Suara.com - Wakil Ketua Komisi Pemberantasan Korupsi (KPK) Nurul Ghufron menanggapi santai soal sikap Ombudsman Republik Indonesia yang membuka opsi bakal meminta bantuan polisi melakukan penjemputan paksa.
Ombudsman sebelumnya mempertimbangkan bakal melakukan opsi itu, jika pimpinan KPK dan perangkatnya tak kooperatif memenuhi panggilan pemeriksaan, terkait dugaan maladministrasi terkait pemecatan Brigjen Endar Priantoro sebagai Direktur Penyelidikan KPK.
"Ya, enggak apa-apa," kata Ghufron di Gedung KPK, Jakarta dikutip pada Rabu (7/6/2023).
Ghufron tetap bersikukuh menyatakan, Ombudsman tidak berwenang menindaklanjuti laporan Endar atas pemecatan sebagai Direktur Penyelidikan KPK. Oleh karenanya mereka menyatakan tidak berkewajiban hadir memenuhi panggilan Ombudsman.
Baca Juga: Pemerintah Belum Bahas Perpanjangan Masa Jabatan Pimpinan KPK, Nurul Ghufron Ngaku Pasrah
"Ini materinya kepegawaian, hubungan KPK dengan karyawannya, bukan hubungan KPK dengan masyarakat yang dilayani. Jadi, KPK menegaskan, menyampaikan bahwa ini urusan KPK dengan pegawai, hubungan kepegawaian," tegasnya.
Periksa Pimpinan KPK
Sebelumnya, Anggota Ombudsman, Robert Na Endi Jaweng menegaskan sesuai dengan kewenangannya, mereka memiliki dua pilihan untuk menangani pihak yang mangkir dari panggilan pemeriksaan.

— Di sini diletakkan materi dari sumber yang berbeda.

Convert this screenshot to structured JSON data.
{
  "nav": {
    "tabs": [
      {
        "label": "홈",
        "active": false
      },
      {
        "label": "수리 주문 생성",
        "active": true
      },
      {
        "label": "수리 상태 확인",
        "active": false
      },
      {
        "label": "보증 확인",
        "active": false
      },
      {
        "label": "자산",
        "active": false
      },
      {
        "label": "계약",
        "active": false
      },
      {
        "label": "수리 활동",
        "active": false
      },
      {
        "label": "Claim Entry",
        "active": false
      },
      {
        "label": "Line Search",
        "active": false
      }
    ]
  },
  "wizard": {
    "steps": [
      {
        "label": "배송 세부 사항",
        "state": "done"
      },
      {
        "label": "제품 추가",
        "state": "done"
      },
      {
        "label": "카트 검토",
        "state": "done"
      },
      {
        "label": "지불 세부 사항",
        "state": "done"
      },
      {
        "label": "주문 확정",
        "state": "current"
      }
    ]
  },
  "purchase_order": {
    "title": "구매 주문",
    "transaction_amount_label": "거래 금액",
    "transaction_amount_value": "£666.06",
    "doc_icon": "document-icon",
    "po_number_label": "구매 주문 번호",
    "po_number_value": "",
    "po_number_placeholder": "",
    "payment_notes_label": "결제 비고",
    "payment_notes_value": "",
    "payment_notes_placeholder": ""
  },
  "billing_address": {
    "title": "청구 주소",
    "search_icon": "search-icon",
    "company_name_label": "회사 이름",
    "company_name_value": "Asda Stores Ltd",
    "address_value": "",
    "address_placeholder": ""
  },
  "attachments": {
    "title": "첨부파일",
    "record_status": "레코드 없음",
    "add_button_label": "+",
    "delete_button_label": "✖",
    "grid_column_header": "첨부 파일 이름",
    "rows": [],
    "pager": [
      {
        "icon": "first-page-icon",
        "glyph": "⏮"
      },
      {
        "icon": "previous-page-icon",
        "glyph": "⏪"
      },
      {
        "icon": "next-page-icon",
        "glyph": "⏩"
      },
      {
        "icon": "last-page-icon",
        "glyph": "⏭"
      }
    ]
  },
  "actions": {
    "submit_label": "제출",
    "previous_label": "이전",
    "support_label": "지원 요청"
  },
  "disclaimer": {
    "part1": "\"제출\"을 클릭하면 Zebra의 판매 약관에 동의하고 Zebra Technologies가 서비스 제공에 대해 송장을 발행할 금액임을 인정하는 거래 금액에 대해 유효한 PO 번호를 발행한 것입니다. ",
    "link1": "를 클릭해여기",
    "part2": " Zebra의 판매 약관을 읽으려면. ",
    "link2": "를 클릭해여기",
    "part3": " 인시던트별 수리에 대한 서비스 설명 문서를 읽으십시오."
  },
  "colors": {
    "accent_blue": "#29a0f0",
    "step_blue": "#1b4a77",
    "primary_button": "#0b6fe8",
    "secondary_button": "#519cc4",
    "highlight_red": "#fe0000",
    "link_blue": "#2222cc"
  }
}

"Yang pertama adalah dan di sejumlah kasus, kami kemudian menempatkan yang bersangkutan, pihak terlapor sebagai pihak yang tidak menggunakan haknya untuk memberikan jawaban, dan Ombudsman tetap melanjutkan pemeriksaan," kata Robert pada Selasa (30/5/2023).
Obsi kedua, sesuai dengan Pasal 31 Undang-Undang Nomor 37 Tahun 2008 Tentang Ombudsman, mereka bisa memintan bantua polisi untuk melakukan penjemputan paksa terhadap Firli dan kawan-kawan.
Baca Juga: Pakar Hukum: Pemberhentian Endar dari KPK Perlu Didudukkan Secara Proporsional
"Bahwa Ombudsman bisa menghadirkan dan berwenang menghadirkan terlapor secara paksa, pemanggilan paksa dengan bantuan Kepolisian Negara Republik Indonesia," tegas Robert.
Pilihan keduanya tersebut, biasanya digunakan Ombudsman jika pihak yang terlapor sengaja untuk tidak memenuhi panggilan Ombudsman.
"Ini opsi yang diambil ketika kami menilai ketidakhadiran itu karena unsur kesengajaan. Apalagi secara terang benderang menyampaikan argumentasi yang justru mempertanyakan kewenangan Ombudsman," kata Robert.
"Sekali lagi saya sampaikan, ini opsi yang akan diambil jika Ombudsman menilai bahwa pihak terlapor secara terang benderang menyampaikan argumentasi yang justru mempertanyakan kewenangan Ombudsman," tegas Robert.